Что я мог ей ответить? Что не надо читать «художественное произведение» как «сто полезных советов»? Но этот вполне разумный эстетический тезис подрывался всем строем и складом возмутившей студентку поэмы. Теоретически автор, конечно, никогда не равен герою, и совсем не трудно доказать, что Венедикт Владимирович Ерофеев (1938–1991) куда как сильно отличается от совершившего неудачный вояж в райскую обитель и зарезанного в московском подъезде Венички, только едва ли кто-либо из страстных читателей поэмы в эту «правду» исхитрится поверить. Я не знал, что есть на свете такая боль, я скрючился от муки. Густая красная буква «Ю» распласталась у меня в глазах, задрожала, и с тех пор я не приходил в сознание, и никогда не приду.
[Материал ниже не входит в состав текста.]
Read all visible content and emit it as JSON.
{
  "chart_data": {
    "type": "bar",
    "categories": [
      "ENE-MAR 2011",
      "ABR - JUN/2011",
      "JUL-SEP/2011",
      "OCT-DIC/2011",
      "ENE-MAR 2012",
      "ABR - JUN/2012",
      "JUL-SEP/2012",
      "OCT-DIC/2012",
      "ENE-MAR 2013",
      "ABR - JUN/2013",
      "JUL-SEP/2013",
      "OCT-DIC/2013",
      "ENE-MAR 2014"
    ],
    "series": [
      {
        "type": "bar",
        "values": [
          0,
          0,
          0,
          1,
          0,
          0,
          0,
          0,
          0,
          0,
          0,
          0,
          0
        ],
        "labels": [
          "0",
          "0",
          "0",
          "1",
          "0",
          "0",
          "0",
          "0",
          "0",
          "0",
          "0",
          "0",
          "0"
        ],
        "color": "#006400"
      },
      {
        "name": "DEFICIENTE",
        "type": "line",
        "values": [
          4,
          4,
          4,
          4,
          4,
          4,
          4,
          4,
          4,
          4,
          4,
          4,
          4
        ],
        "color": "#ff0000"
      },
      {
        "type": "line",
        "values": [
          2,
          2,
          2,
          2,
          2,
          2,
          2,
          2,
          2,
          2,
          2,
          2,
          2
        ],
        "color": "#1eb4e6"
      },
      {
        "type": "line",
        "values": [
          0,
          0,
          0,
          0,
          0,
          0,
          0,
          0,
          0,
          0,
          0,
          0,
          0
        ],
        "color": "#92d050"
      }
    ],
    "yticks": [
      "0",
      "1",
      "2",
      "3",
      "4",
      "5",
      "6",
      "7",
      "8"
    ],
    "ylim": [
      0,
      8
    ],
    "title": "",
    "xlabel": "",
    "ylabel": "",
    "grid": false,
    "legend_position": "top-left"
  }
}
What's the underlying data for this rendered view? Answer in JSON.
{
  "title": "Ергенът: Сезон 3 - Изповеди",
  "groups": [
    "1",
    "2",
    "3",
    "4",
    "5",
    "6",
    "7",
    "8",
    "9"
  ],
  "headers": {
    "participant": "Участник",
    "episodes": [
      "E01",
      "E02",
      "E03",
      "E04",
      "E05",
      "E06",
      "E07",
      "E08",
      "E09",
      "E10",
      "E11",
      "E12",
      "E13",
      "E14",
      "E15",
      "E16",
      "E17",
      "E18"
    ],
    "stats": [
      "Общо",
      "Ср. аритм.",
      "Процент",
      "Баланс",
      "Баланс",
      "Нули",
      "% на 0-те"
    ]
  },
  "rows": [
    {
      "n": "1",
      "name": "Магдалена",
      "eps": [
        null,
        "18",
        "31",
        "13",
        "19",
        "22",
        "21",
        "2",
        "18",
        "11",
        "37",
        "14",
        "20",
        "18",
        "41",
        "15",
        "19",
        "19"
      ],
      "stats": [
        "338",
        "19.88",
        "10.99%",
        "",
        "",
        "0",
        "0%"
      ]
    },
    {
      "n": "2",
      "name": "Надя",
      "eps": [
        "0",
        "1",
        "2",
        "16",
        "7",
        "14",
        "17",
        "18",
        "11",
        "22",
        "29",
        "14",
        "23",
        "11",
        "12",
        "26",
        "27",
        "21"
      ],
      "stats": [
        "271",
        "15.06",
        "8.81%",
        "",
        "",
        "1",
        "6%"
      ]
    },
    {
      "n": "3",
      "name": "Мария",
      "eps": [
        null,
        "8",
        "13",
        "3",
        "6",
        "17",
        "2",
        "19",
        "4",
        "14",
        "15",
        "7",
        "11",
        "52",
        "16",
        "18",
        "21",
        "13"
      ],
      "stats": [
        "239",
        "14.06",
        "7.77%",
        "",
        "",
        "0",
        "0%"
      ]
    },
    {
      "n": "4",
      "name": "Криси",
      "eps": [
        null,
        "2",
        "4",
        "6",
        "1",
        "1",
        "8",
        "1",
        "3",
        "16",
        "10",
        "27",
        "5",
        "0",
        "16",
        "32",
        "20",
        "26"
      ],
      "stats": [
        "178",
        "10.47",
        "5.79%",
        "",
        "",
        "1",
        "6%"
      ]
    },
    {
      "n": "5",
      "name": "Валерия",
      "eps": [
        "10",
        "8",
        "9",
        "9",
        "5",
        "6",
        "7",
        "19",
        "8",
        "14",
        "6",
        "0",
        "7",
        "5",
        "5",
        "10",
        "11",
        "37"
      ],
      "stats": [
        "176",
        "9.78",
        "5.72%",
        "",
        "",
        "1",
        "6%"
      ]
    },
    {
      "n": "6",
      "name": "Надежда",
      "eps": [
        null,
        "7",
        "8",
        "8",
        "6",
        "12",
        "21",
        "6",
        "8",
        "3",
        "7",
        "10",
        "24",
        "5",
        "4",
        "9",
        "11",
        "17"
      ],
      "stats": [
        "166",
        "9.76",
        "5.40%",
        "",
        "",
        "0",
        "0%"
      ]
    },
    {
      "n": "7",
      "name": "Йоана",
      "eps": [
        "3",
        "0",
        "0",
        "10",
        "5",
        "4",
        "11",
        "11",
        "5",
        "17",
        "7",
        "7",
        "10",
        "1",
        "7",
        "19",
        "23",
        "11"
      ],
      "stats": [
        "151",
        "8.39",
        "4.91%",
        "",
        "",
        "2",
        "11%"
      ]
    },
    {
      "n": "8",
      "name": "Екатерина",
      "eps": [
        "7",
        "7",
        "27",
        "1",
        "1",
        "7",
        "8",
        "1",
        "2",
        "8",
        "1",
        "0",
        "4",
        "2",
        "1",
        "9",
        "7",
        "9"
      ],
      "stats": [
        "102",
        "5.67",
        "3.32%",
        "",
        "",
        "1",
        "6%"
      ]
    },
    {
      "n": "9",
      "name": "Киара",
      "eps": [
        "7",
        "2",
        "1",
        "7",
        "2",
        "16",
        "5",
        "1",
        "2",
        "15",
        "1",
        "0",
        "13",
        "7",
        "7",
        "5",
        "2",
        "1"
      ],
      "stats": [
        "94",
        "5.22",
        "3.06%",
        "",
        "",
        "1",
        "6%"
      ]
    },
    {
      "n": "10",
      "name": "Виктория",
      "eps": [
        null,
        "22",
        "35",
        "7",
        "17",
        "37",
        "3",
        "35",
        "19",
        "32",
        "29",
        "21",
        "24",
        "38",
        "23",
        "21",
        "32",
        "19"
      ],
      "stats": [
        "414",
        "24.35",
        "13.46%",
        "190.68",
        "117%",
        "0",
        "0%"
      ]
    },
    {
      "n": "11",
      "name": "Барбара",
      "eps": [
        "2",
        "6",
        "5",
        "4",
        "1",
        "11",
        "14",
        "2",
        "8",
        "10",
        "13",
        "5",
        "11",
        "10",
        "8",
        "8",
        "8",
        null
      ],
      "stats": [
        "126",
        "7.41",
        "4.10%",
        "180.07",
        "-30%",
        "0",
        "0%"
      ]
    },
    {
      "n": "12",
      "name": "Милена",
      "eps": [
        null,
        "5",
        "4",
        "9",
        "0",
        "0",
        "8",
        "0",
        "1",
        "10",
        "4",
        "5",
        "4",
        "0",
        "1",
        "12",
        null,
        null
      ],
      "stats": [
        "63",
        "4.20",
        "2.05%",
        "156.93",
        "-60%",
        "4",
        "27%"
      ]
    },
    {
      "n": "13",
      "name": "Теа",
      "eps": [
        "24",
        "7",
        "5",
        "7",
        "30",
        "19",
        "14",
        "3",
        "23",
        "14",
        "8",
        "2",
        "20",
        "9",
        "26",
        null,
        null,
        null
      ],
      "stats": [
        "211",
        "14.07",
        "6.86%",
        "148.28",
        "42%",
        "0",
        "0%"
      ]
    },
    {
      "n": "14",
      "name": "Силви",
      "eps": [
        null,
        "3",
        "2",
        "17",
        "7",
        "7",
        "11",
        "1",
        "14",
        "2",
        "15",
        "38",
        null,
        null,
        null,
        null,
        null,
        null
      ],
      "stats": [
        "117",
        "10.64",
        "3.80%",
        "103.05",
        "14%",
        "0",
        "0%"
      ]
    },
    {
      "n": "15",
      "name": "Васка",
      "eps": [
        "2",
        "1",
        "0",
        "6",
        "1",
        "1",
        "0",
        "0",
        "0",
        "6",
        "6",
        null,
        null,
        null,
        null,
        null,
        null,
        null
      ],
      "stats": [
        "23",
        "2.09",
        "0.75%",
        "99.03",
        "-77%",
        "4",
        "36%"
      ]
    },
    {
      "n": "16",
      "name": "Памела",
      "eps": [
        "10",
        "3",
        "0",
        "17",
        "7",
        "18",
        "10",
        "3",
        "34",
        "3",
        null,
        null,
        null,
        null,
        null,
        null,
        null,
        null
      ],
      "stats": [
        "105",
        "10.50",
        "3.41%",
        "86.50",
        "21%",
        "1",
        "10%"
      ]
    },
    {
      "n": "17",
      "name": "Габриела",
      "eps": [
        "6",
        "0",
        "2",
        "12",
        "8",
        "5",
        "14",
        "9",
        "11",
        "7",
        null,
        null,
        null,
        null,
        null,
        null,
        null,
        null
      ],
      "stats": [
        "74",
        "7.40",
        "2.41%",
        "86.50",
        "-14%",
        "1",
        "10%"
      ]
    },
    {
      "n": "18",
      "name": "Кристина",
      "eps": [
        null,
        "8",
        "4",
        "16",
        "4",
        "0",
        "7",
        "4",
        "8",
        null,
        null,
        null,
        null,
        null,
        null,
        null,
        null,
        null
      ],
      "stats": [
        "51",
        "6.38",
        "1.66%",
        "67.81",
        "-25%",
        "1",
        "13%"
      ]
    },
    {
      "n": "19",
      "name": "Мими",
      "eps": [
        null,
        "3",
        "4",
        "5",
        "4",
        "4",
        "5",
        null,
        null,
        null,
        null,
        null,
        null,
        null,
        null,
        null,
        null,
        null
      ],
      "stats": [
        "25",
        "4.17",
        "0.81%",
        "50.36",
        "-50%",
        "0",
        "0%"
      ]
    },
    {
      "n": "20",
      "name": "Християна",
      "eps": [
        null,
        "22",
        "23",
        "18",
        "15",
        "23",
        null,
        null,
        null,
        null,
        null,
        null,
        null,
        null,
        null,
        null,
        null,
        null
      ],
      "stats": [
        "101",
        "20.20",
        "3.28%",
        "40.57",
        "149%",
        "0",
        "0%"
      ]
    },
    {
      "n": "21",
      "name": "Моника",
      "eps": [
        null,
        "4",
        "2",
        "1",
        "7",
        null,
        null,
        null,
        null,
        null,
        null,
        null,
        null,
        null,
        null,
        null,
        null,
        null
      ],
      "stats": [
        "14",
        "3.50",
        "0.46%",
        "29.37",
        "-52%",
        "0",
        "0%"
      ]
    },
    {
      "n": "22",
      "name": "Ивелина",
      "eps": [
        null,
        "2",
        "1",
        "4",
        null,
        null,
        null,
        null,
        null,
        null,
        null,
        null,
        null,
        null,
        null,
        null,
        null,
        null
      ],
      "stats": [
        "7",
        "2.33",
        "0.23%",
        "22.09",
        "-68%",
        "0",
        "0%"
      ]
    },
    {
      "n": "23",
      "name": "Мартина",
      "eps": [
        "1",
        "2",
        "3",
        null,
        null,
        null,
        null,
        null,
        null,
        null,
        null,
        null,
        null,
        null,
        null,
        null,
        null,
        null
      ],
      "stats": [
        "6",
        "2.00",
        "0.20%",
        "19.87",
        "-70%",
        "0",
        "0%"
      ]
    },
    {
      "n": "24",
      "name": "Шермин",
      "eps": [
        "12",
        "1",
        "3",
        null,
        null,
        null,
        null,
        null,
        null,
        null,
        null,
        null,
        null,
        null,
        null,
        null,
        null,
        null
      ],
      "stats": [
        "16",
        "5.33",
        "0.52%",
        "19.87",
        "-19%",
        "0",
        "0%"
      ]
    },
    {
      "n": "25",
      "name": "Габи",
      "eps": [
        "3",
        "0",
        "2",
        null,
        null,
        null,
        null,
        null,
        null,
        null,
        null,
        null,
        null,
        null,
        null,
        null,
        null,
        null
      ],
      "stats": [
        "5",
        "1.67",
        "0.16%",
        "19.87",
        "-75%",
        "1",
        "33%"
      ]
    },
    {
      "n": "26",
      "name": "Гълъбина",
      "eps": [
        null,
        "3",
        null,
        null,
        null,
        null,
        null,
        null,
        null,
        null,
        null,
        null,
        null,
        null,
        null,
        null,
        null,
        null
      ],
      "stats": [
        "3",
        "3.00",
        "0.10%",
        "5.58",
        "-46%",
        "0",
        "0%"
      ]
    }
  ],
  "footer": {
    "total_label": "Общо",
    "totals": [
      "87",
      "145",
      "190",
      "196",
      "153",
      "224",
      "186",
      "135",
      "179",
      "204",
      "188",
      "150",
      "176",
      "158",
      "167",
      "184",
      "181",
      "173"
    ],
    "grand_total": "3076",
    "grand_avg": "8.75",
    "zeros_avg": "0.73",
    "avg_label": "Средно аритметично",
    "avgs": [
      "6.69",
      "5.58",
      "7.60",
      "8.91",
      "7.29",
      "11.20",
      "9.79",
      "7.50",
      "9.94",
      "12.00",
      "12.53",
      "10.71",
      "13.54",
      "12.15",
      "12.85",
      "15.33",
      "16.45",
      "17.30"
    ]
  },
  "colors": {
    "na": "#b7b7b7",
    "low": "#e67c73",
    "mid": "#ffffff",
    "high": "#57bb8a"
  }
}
Разведи тут «автора» с «героем», кто умный. Или порассуждай на тему «Вот злонравия достойные плоды» — мол, кабы не пил Веничка без продыху и просуху, непременно бы добрался до обители вечной весны, прильнул бы к возлюбленной и умилился младенцу. И никакие бы карнавальные рожи с пути его не сбили, никакой Сфинкс загадками бы ни умучил, никакие обманные ангелы в соблазн не ввели. Хорошо-то как! Выходит, не зря в пору дозированной гласности изрезанную редакторами версию поэмы печатали в журнале «Трезвость и культура» — на потребу тогдашней антиалкогольной кампании. Голь, знамо дело, на выдумки хитра, интеллигентная, стремящаяся одолеть цензурные плотины, — тем паче, но сейчас выставлять Ерофеева борцом за здоровый образ жизни — это, как сказал бы гоголевский персонаж, того…
Ну, зачем же так грубо, примитивно и однозначно? Можно ведь было объяснить девушке про особую стать одинокого неприкаянного художника, про «тайную свободу», про трагедию, про пленительную языковую вязь, про боль и иронию, про нежность и вечность, про шелест поэтических ассоциаций и шепот скрытых молитв… Много про что можно было ей поведать. Да ведь так оно и было — лекцию про поэму Ерофеева кто читал? Отнюдь не конь в пальто и не дед Пихто, а тот самый экзаменатор, что в результате услышал близкое к захлебу: «Вы про это ничего не знаете, вы такого никогда не видели…».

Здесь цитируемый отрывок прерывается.